SPC's Energy Programme therefore, welcomed the Reserve Bank of Fiji's introduction of the Agriculture and Renewable Energy Loans Ratio. Effective from 29 February 2012, commercial banks in Fiji are required to hold two per cent of their deposits and similar liabilities in loans to the renewable energy sector.
Across the region, the Energy Programme is currently assisting PICTs to analyse the status of their energy sector. Following the Framework for Energy Security in the Pacific, SPC is about to complete the calculation of the baseline energy security indicators for each PICT, using 2009 as the base year. These indicators are broadly grouped under access to energy, affordability of energy, efficiency and productivity of the energy sector, and the environmental sustainability of the sector. The country analyses will contribute to the formulation of effective and meaningful renewable energy and energy efficiency policies.
Last year, experts from the Energy Programme provided in-country technical assistance to eight SPC member countries and, next week, they will go to Marshall Islands and then Palau. After that, they will join forces with the Secretariat of the Pacific Regional Environment Programme (SPREP) and the European Union/African and Caribbean Pacific Group of States (EU ACP) Business Climate Facility to provide similar assistance to Solomon Islands and Papua New Guinea. The United Nations declared 2012 the International Year for Sustainable Energy for All and SPC and its partners plan to also raise awareness about this theme in the Pacific Island countries and territories they visit.
Fifita cautioned that current developments around the world could have an impact on the price of oil in 2012. While oil is presently hovering around USD 100 per barrel, events such as the European debt crisis, the economic performance of the USA, the continued unrest in the Middle East and the diplomatic wrangling over Iran's nuclear programme could easily trigger a return to the 2008 prices, which hovered around USD 150 per barrel. In that year, Fiji's import bill increased by almost 25% due to the higher cost of fuel; Palau's economy contracted by 3%; inflation rates in Kiribati and RMI soared by 18.6% and 17.5% respectively; the GDP ratio of remittances in Samoa and Tonga were exposed and were recorded at 25.2% and 35.8% respectively; and the value of the Marshall Islands Compact Trust Fund and the Kiribati Revenue Equalizer Trust Fund declined by an estimated 20%.

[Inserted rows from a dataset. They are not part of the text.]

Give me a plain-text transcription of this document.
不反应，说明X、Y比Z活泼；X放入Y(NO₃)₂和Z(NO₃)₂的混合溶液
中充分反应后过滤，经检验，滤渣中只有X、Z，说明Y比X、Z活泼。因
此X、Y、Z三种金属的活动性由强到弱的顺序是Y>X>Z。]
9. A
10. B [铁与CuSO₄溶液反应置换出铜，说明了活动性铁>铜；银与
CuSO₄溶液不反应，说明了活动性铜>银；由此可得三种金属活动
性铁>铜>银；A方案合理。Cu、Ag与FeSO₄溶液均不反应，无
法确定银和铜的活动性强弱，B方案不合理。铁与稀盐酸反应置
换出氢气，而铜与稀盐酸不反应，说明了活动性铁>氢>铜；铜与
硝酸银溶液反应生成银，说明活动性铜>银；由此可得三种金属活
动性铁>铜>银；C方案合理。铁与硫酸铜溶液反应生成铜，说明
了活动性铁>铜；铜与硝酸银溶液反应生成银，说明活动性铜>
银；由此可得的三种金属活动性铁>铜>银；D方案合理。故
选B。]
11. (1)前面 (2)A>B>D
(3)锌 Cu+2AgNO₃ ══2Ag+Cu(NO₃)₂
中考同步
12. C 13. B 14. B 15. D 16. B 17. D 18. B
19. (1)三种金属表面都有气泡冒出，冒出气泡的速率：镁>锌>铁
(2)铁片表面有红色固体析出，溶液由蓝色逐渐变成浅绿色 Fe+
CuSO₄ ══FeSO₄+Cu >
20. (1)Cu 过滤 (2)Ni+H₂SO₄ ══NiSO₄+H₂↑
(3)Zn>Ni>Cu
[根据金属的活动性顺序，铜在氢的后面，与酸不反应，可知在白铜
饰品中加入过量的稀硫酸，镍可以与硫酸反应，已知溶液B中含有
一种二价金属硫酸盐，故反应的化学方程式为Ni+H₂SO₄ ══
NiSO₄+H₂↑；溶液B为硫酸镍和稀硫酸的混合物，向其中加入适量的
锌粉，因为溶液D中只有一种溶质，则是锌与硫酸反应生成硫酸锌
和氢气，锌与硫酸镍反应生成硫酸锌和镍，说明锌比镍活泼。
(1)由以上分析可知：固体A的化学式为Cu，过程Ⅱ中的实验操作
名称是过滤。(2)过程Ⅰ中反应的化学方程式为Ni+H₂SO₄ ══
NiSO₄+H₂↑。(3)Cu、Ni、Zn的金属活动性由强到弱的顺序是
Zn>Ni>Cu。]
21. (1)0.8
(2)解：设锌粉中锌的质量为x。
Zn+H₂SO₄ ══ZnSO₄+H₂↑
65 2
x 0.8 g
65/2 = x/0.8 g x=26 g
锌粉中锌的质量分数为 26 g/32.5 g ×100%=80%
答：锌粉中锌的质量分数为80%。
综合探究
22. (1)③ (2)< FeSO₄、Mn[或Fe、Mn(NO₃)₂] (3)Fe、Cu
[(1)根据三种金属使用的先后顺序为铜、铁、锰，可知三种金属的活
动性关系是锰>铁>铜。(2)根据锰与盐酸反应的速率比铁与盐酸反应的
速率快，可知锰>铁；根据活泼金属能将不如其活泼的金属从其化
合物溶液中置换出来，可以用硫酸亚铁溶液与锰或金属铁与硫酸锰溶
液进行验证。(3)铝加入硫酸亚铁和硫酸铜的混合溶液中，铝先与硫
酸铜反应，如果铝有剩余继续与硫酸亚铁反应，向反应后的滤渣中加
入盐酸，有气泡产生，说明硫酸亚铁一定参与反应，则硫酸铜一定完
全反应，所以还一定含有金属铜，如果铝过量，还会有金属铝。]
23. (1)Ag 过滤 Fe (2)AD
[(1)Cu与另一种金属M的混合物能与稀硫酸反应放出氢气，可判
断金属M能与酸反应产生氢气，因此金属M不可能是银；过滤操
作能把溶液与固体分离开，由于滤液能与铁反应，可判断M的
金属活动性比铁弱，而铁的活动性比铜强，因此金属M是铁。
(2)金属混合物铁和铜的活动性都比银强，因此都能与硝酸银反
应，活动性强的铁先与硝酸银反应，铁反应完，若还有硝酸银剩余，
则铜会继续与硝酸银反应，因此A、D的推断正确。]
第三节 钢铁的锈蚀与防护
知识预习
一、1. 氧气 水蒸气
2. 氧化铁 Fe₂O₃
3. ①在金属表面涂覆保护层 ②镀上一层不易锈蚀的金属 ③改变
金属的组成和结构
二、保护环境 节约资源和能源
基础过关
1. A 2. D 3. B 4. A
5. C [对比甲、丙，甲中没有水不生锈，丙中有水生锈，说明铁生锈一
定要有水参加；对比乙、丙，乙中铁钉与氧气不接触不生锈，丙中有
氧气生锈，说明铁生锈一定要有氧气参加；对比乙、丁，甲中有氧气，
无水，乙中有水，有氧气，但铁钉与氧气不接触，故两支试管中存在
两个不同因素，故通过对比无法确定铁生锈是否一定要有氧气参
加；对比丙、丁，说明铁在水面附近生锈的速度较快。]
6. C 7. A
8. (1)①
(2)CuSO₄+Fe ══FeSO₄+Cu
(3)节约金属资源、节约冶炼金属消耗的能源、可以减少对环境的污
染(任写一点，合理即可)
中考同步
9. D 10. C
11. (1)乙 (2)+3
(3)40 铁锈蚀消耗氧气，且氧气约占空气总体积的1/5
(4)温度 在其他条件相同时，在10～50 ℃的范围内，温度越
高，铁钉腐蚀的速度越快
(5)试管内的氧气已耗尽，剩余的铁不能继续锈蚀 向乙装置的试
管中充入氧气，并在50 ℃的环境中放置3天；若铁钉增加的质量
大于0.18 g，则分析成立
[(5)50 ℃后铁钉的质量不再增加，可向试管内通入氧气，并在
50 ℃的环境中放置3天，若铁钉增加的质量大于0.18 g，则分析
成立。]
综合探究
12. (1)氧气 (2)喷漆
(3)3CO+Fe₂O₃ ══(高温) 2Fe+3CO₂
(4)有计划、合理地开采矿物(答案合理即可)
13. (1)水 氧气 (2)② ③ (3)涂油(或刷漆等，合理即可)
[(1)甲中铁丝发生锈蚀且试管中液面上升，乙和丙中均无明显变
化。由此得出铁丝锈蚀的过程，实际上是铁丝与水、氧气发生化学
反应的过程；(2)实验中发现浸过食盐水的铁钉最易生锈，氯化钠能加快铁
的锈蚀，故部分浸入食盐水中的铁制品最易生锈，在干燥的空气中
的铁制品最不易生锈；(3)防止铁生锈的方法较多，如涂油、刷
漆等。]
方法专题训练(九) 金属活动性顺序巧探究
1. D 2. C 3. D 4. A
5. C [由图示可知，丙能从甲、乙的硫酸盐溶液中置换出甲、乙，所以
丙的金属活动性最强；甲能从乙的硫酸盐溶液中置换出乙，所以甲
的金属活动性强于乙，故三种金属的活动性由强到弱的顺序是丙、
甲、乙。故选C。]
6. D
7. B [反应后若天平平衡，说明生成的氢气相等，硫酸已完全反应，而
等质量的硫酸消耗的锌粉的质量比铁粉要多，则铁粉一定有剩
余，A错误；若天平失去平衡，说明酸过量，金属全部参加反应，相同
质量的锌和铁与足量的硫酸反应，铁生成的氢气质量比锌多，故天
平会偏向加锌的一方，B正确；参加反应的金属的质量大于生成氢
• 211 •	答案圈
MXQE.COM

While renewable energy has been promoted for many years now, Fifita reckons that Fiji and Samoa have made the most significant advances. Fiji began investing in renewable energy with its Monasavu hydropower scheme in 1978 and its share of renewable energy is now around 54 per cent, while Samoa began with its Afulilo hydro power scheme in 1987 and is now reported to have a renewable energy share of 43%.